🌵Dua

35 9 1
                                    

Tahu tidak apa kegiatan Cahaya bulan puasa kali ini? Tidak ada. Hehe

Lebaran kali ini dia masih menanti pengumuman hasil tes masuk perguruan tingginya. Tentu saja dia baru lulus masa putih abu-abu sebelum akhirnya berstatus pengangguran. Jadilah ramadhan kali ini dia hanya berdiam diri di rumah. Sebenarnya ada kegiatan Cahaya lainnya, mengganggu kehidupan kedua kakak laki-lakinya dan tentu saja menambah kepengapan rumahnya.

Oh, tebak apa yang Cahaya ambil sebagai jurusannya untuk kuliah? Benar. Tentu saja sebagai orang yang mengidolakan kakak tertuanya, Mas Arian. Cahaya ambil jurusan kedokteran, agar Mas Arian tidak malu mengakuinya yang pertama, juga agar dia tau apa yang harus diperbincangkan bersama Mas Arian jika berbicara. Kedua, Cahaya ambil jurusan Arsitektur, hanya semata-mata agar Bang Fadil tidak merasa iri kalau ia ambil jurusan yang sama dengan Mas Arian, haha. Jelas, kehidupannya tidak boleh jauh-jauh dari kedua kakak laki-lakinya. Terakhir dia ambil jurusan tata busana sebagai pilihan terakhirnya, karna satu-satunya yang ia bisa adalah mix dan match pakaian juga ketertarikannya yang tinggi pada dunia fashion. Barangkali setelah lulus kalau dia belum mendapat pekerjaan dia bisa membuka jahit keliling. Oh tidak.

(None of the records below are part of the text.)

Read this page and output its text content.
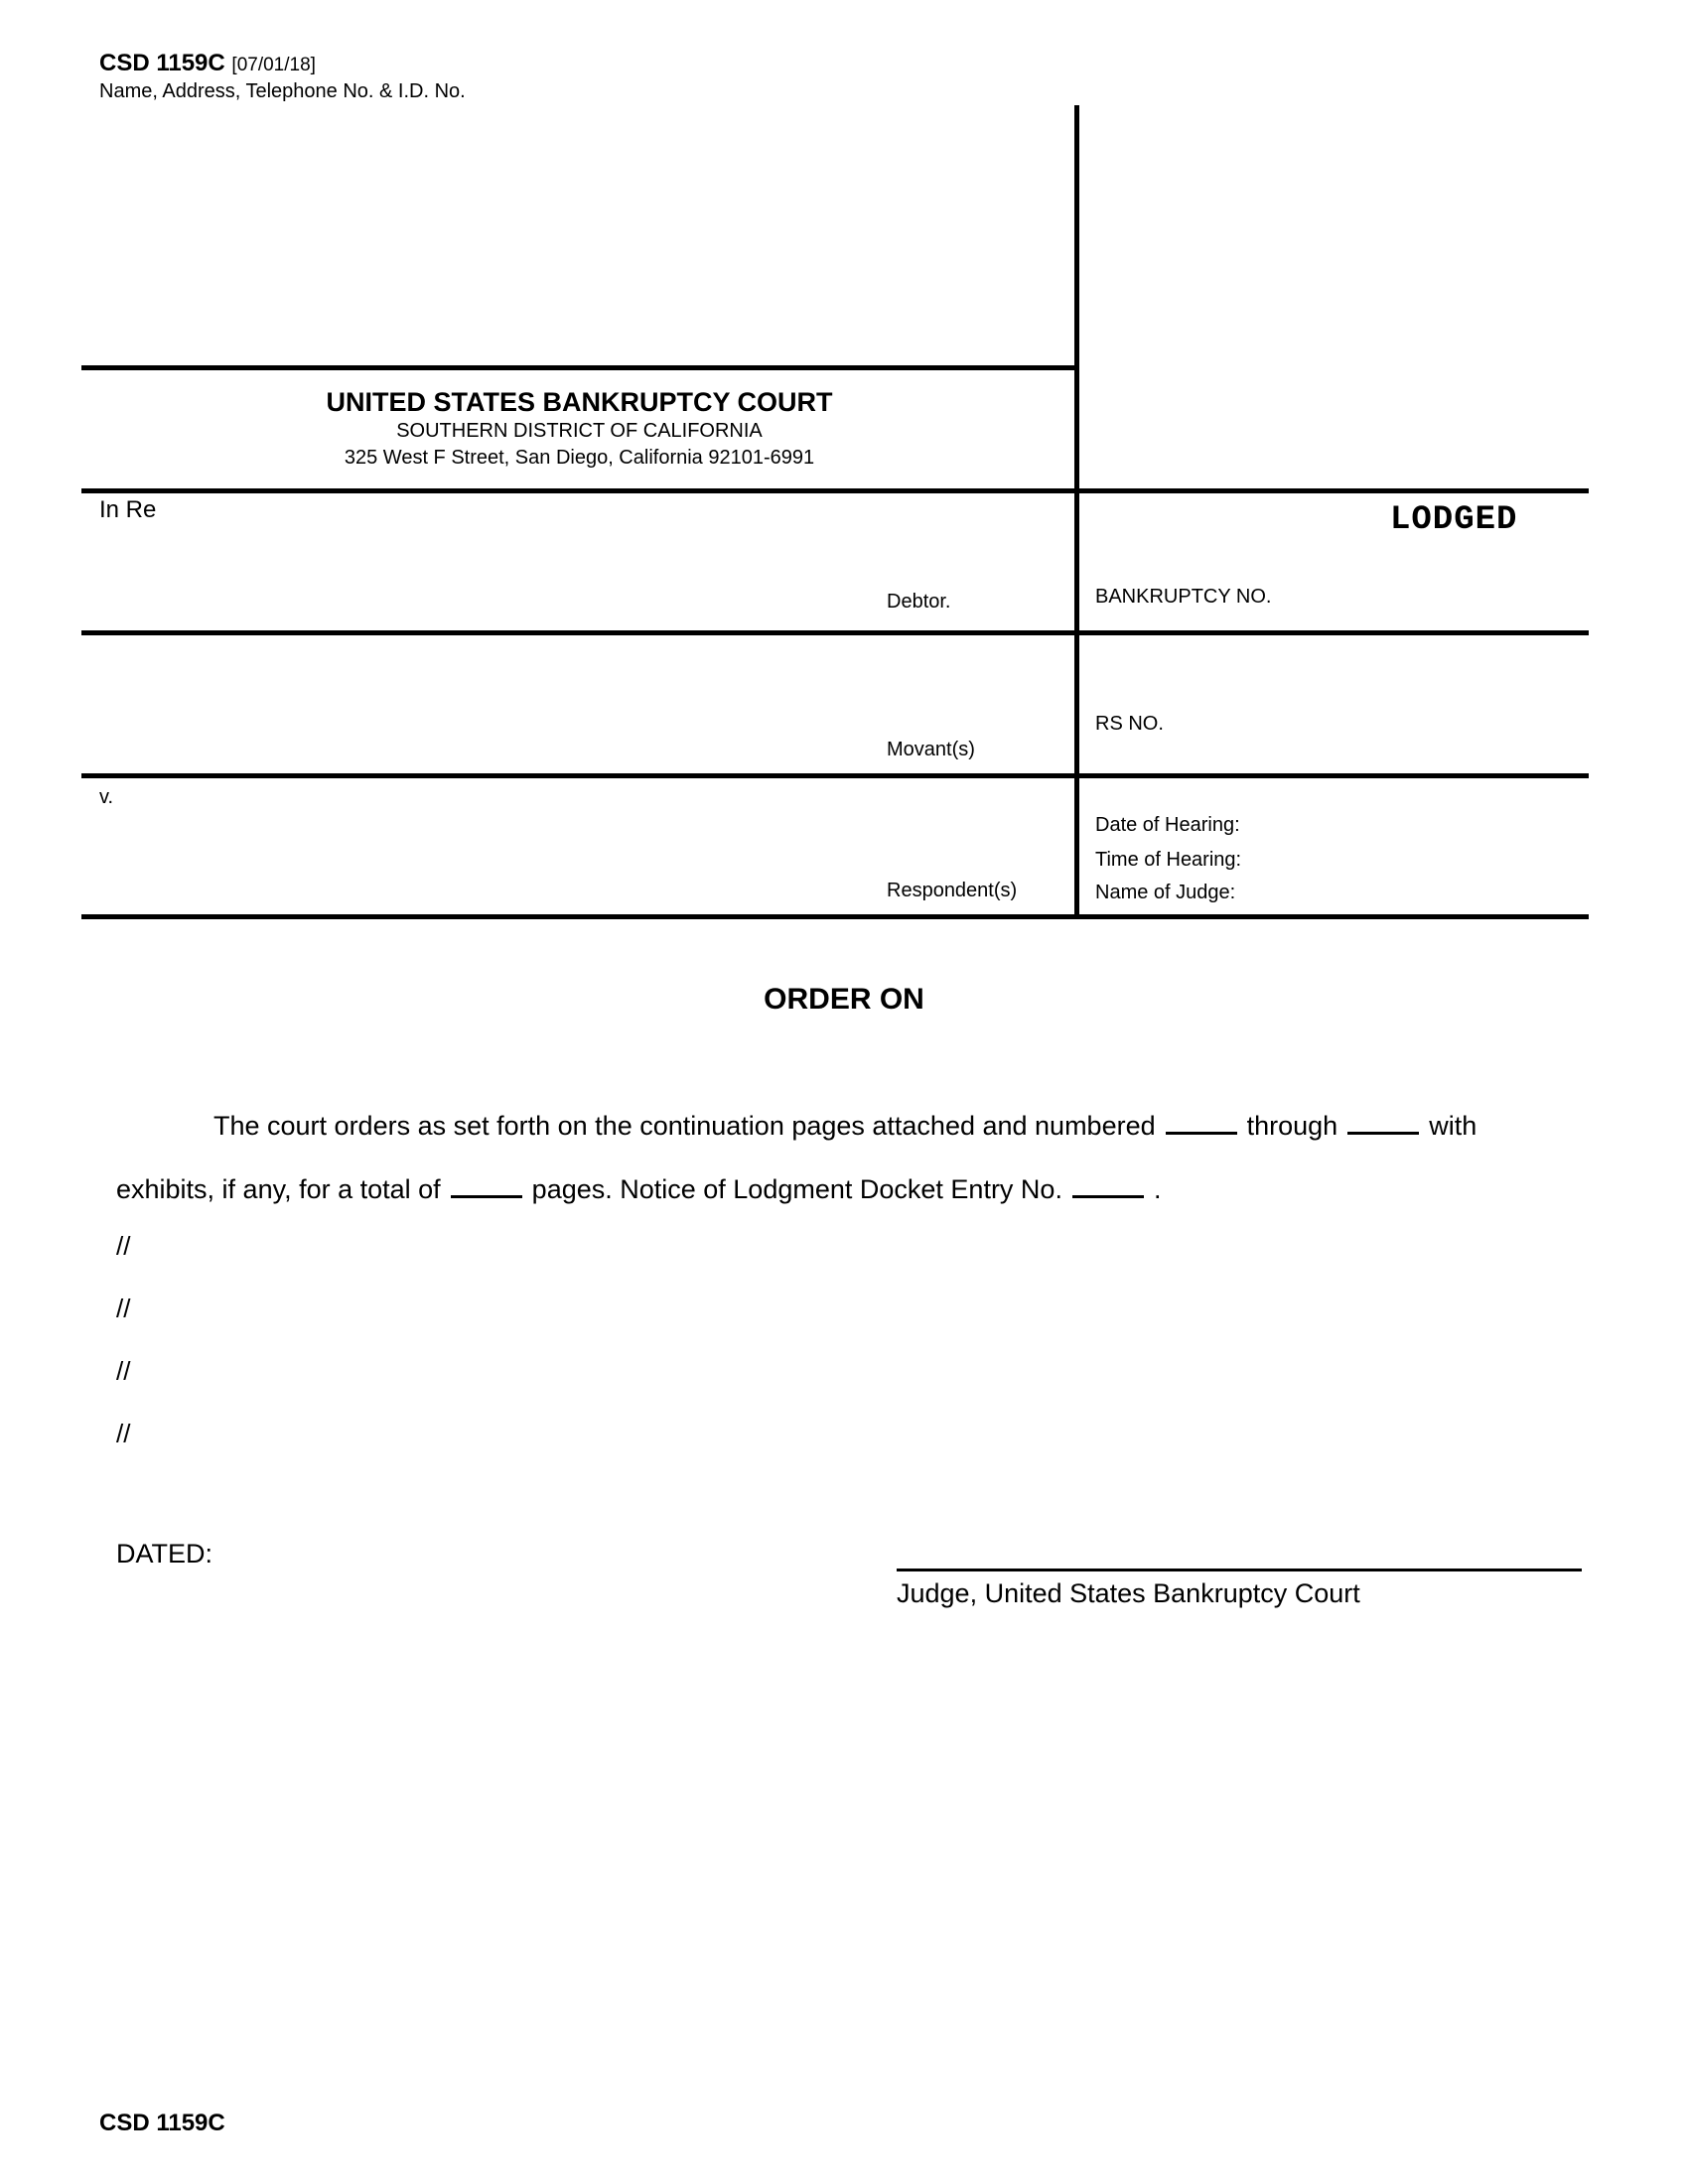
CSD 1159C [07/01/18]
Name, Address, Telephone No. & I.D. No.
UNITED STATES BANKRUPTCY COURT
SOUTHERN DISTRICT OF CALIFORNIA
325 West F Street, San Diego, California 92101-6991
In Re
Debtor.
Movant(s)
v.
Respondent(s)
LODGED
BANKRUPTCY NO.
RS NO.
Date of Hearing:
Time of Hearing:
Name of Judge:
ORDER ON
The court orders as set forth on the continuation pages attached and numbered	through	with
exhibits, if any, for a total of	pages. Notice of Lodgment Docket Entry No.	.
//
//
//
//
DATED:
Judge, United States Bankruptcy Court
CSD 1159C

Cahaya menyapu-nyapukan kakinya di tempat tidur. Tubuhnya terasa lemas sekali, seperti tidak biasa menahan lapar seharian. Ponselnya diangkat tinggi-tinggi, melihat-lihat postingan dan story teman-temannya di media sosial.

"Cahayaaaa disuruh turun sama ibu, bantu-bantu buat bikin takjil"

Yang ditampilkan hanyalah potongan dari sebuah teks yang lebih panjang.